The inventory at each of these stores varies and changes often, so you have to keep an eye on their sites to catch the best deal.  The best deal often can be found at PowerMax.  But lately Apple has become very competitive with refurbished Macs.

I've purchased most of the Macs that I have owned refurbished.  Each one was just like new and just as reliable (maybe more so) than new.


----------



## ElDiabloConCaca (Jun 11, 2009)

Excellent advice; I second everything Randy said.

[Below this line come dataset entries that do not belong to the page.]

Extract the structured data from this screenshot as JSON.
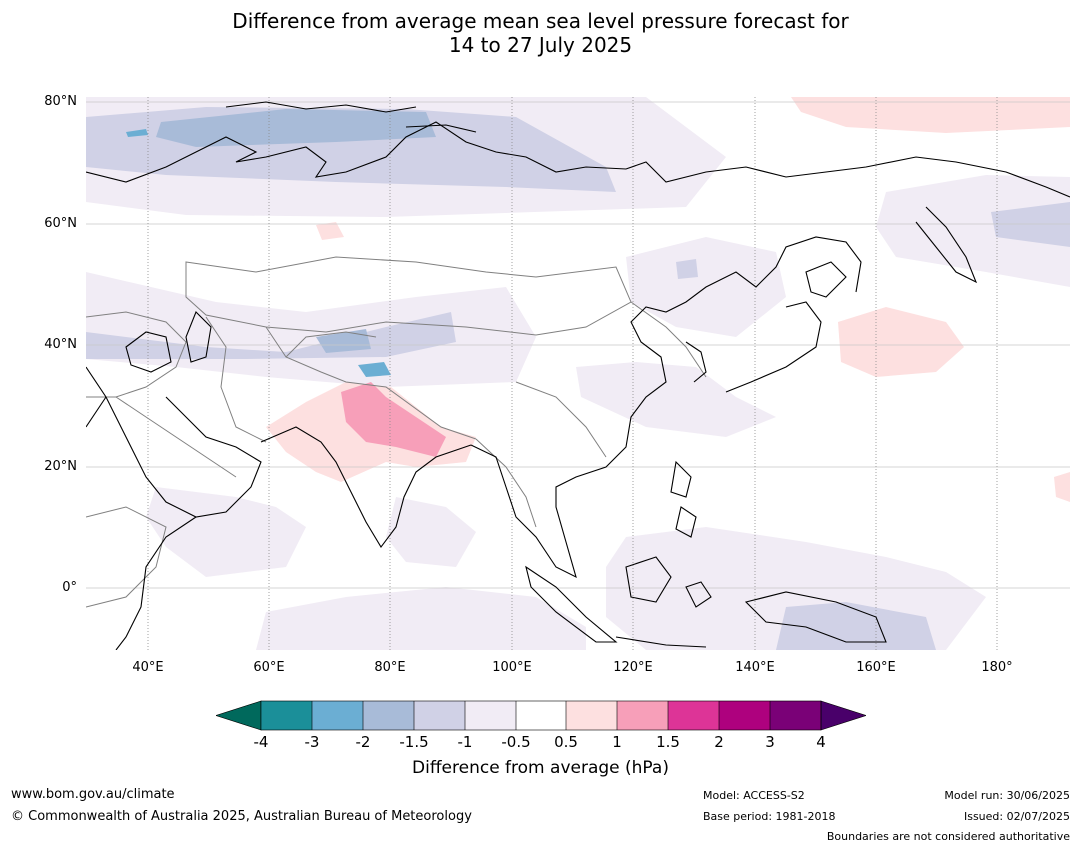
{
  "title": {
    "line1": "Difference from average mean sea level pressure forecast for",
    "line2": "14 to 27 July 2025"
  },
  "map": {
    "lat_labels": [
      "80°N",
      "60°N",
      "40°N",
      "20°N",
      "0°"
    ],
    "lon_labels": [
      "40°E",
      "60°E",
      "80°E",
      "100°E",
      "120°E",
      "140°E",
      "160°E",
      "180°"
    ],
    "colors": {
      "n_gt4": "#00695c",
      "n4_3": "#1b8f99",
      "n3_2": "#6baed3",
      "n2_1_5": "#a8bbd8",
      "n1_5_1": "#d0d1e6",
      "n1_0_5": "#f1ecf5",
      "n0_5_0_5": "#ffffff",
      "p0_5_1": "#fde0e0",
      "p1_1_5": "#f79fb9",
      "p1_5_2": "#dd3497",
      "p2_3": "#ae017e",
      "p3_4": "#7a0177",
      "p_gt4": "#49006a"
    }
  },
  "colorbar": {
    "ticks": [
      "-4",
      "-3",
      "-2",
      "-1.5",
      "-1",
      "-0.5",
      "0.5",
      "1",
      "1.5",
      "2",
      "3",
      "4"
    ],
    "label": "Difference from average (hPa)"
  },
  "footer": {
    "website": "www.bom.gov.au/climate",
    "copyright": "© Commonwealth of Australia 2025, Australian Bureau of Meteorology",
    "model": "Model: ACCESS-S2",
    "base_period": "Base period: 1981-2018",
    "model_run": "Model run: 30/06/2025",
    "issued": "Issued: 02/07/2025",
    "disclaimer": "Boundaries are not considered authoritative"
  }
}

Refurbished Macs are like playing the lottery -- with 9:10 odds.  You're likely to get a brand-new machine that just had a simple part swap-out or some other minor issue, and they come with the same warranty as brand-new Macs (although I don't think you can get AppleCare on a refurbished Mac, can you?).


----------



## Mattbook (Jun 11, 2009)

Actually they are eligible for AppleCare..



> Overview
> Apple Certified Refurbished Products
> 
> - Quality products/great prices
> ...



Also if you qualify for educational pricing (either a student or faculty member) take advantage of that.. Saved about $250 - $300 I think it was on mine that way..


----------



## icemanjc (Jun 11, 2009)

Many of the older ones that I enjoy playing around with are from ebay. However, almost all the recent ones are from the online Apple Store.


----------



## lbj (Jun 11, 2009)

Refurbs have warranties and eligibility (AppleCare) indistinguishable from brand new products. 

But I have to disagree with the "lottery" comparison unless buying any new Mac is a chance/luck scenario with 9-in-10 odds.

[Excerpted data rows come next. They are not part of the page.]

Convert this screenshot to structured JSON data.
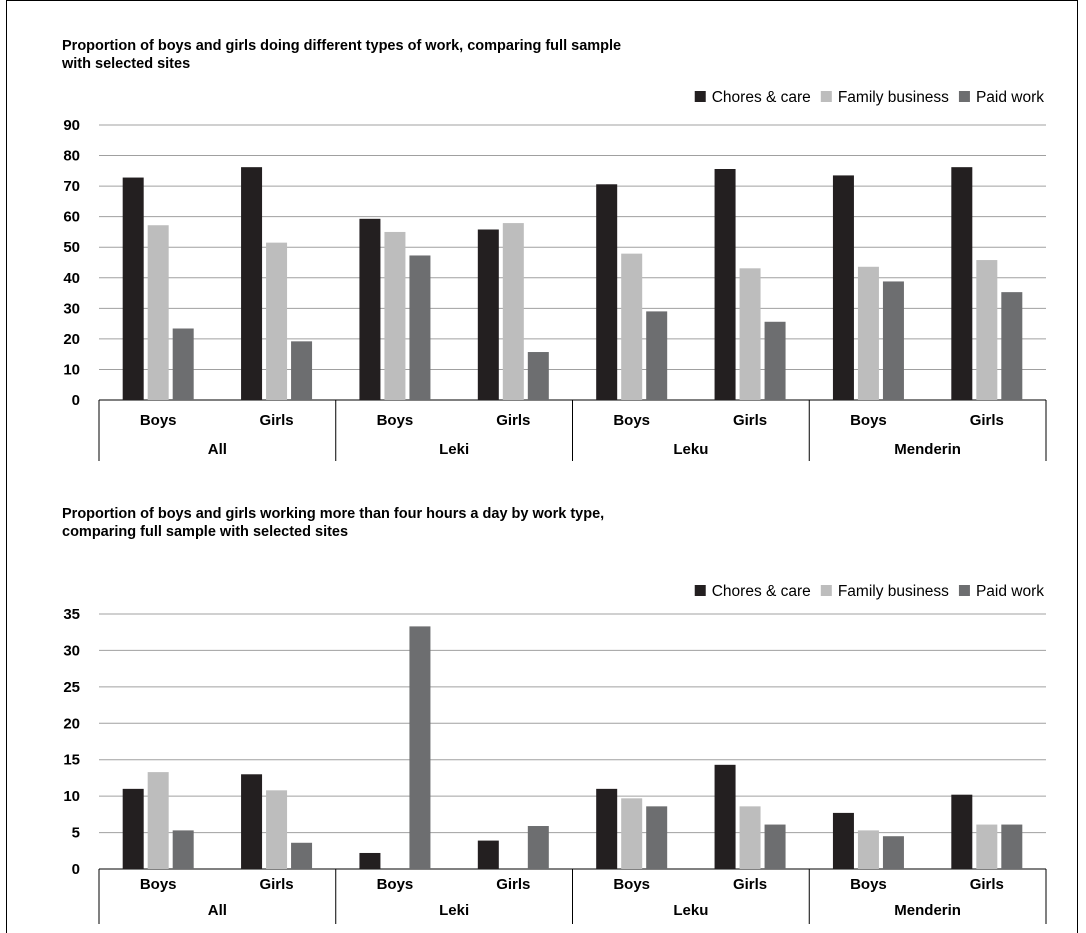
{
  "chart_data": [
    {
      "type": "bar",
      "title": "Proportion of boys and girls doing different types of work, comparing full sample with selected sites",
      "title_lines": [
        "Proportion of boys and girls doing different types of work, comparing full sample",
        "with selected sites"
      ],
      "groups": [
        "All",
        "Leki",
        "Leku",
        "Menderin"
      ],
      "categories": [
        "Boys",
        "Girls",
        "Boys",
        "Girls",
        "Boys",
        "Girls",
        "Boys",
        "Girls"
      ],
      "series": [
        {
          "name": "Chores & care",
          "color": "#231f20",
          "values": [
            72.8,
            76.2,
            59.3,
            55.8,
            70.6,
            75.6,
            73.5,
            76.2
          ]
        },
        {
          "name": "Family business",
          "color": "#bdbdbd",
          "values": [
            57.2,
            51.5,
            55.0,
            57.9,
            47.9,
            43.1,
            43.6,
            45.8
          ]
        },
        {
          "name": "Paid work",
          "color": "#6d6e70",
          "values": [
            23.4,
            19.2,
            47.3,
            15.7,
            29.0,
            25.6,
            38.8,
            35.3
          ]
        }
      ],
      "yticks": [
        0,
        10,
        20,
        30,
        40,
        50,
        60,
        70,
        80,
        90
      ],
      "ylim": [
        0,
        90
      ],
      "grid": true,
      "legend_position": "top-right"
    },
    {
      "type": "bar",
      "title": "Proportion of boys and girls working more than four hours a day by work type, comparing full sample with selected sites",
      "title_lines": [
        "Proportion of boys and girls working more than four hours a day by work type,",
        "comparing full sample with selected sites"
      ],
      "groups": [
        "All",
        "Leki",
        "Leku",
        "Menderin"
      ],
      "categories": [
        "Boys",
        "Girls",
        "Boys",
        "Girls",
        "Boys",
        "Girls",
        "Boys",
        "Girls"
      ],
      "series": [
        {
          "name": "Chores & care",
          "color": "#231f20",
          "values": [
            11.0,
            13.0,
            2.2,
            3.9,
            11.0,
            14.3,
            7.7,
            10.2
          ]
        },
        {
          "name": "Family business",
          "color": "#bdbdbd",
          "values": [
            13.3,
            10.8,
            0,
            0,
            9.7,
            8.6,
            5.3,
            6.1
          ]
        },
        {
          "name": "Paid work",
          "color": "#6d6e70",
          "values": [
            5.3,
            3.6,
            33.3,
            5.9,
            8.6,
            6.1,
            4.5,
            6.1
          ]
        }
      ],
      "yticks": [
        0,
        5,
        10,
        15,
        20,
        25,
        30,
        35
      ],
      "ylim": [
        0,
        35
      ],
      "grid": true,
      "legend_position": "top-right"
    }
  ]
}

I have never received any refurbished product that wasn't pristine in every way.  The ONLY difference is the product packaging...it just isn't glossy and slick.  More likely brown cardboard and shrinkwrap.


----------



## rubaiyat (Jun 13, 2009)

My *brand new* iMac 24" Alum purchased last May had wireless networking fail on me all the time. Apple would give me endless telephone support but no actual repair. Then the powersupply failed in November and after 2 failed attempts to repair both issues, I sent it back and got a replacement iMac.

The new iMac, the wireless networking fails marginally less.

I'd say your chances with or without refurb. are about the same. 

One thing I do recommend is buying AppleCare and getting rid of the Mac before the 3 years is over.


----------



## outaru (Jun 14, 2009)

i get 12% discount on YNZAL my favorite local Apple Destributor


----------